Marm, a quiet resident of Fremont since 1995, was one of 15 Medal of Honor recipients to be recognized at Sunday’s Super Bowl between the Philadelphia Eagles and New England Patriots.
“It was very special with all the applause just to be in the company of the two football teams and also the other Medal of Honor recipients, to be with them and be at the Super Bowl,” said Marm. “I have never been to a Super Bowl before, so that was unique to be there for the first time and to be honored and to be out there on the field.”
Marm and the other recipients stood together at midfield at the beginning of the game as World War II veteran Woody Williams, himself a Medal of Honor recipient, tossed the coin to determine which team would receive the kickoff.
“Woody is a legend. He was on Iwo Jima and they had a very high mortality rate, particularly his job of carrying a flamethrower,” Marm said of Williams. “He was able to make it through and earned a Medal of Honor for his actions. He is one our four living recipients from World War II of the 71 that are still living total.”

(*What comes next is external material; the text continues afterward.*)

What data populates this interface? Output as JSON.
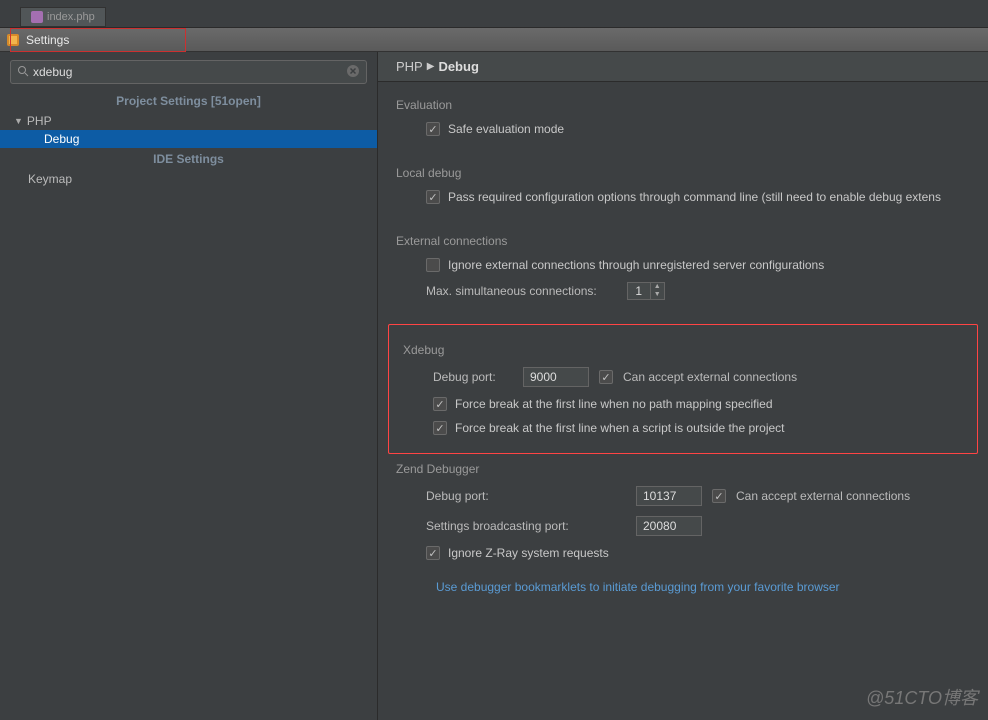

But for the people in Fremont, it is Walter Joseph Marm Jr. who is the legend.
Marm, a native of Washington, Pennsylvania, enlisted in the U.S. Army five days after graduation from Duquesne University in Pittsburgh.
In a 30-year career that spanned from 1964 to 1995, Marm completed two tours in Vietnam.
It was on Nov. 14, 1965, during his first tour, that a young 1st Lt. Marm led a platoon on a mission to relieve a friendly unit that had been surrounded by the enemy.
The officer’s actions on that day resulted in him being presented the Medal of Honor on Dec. 19, 1966 “for conspicuous gallantry and intrepidity at the risk of life above and beyond the call of duty.”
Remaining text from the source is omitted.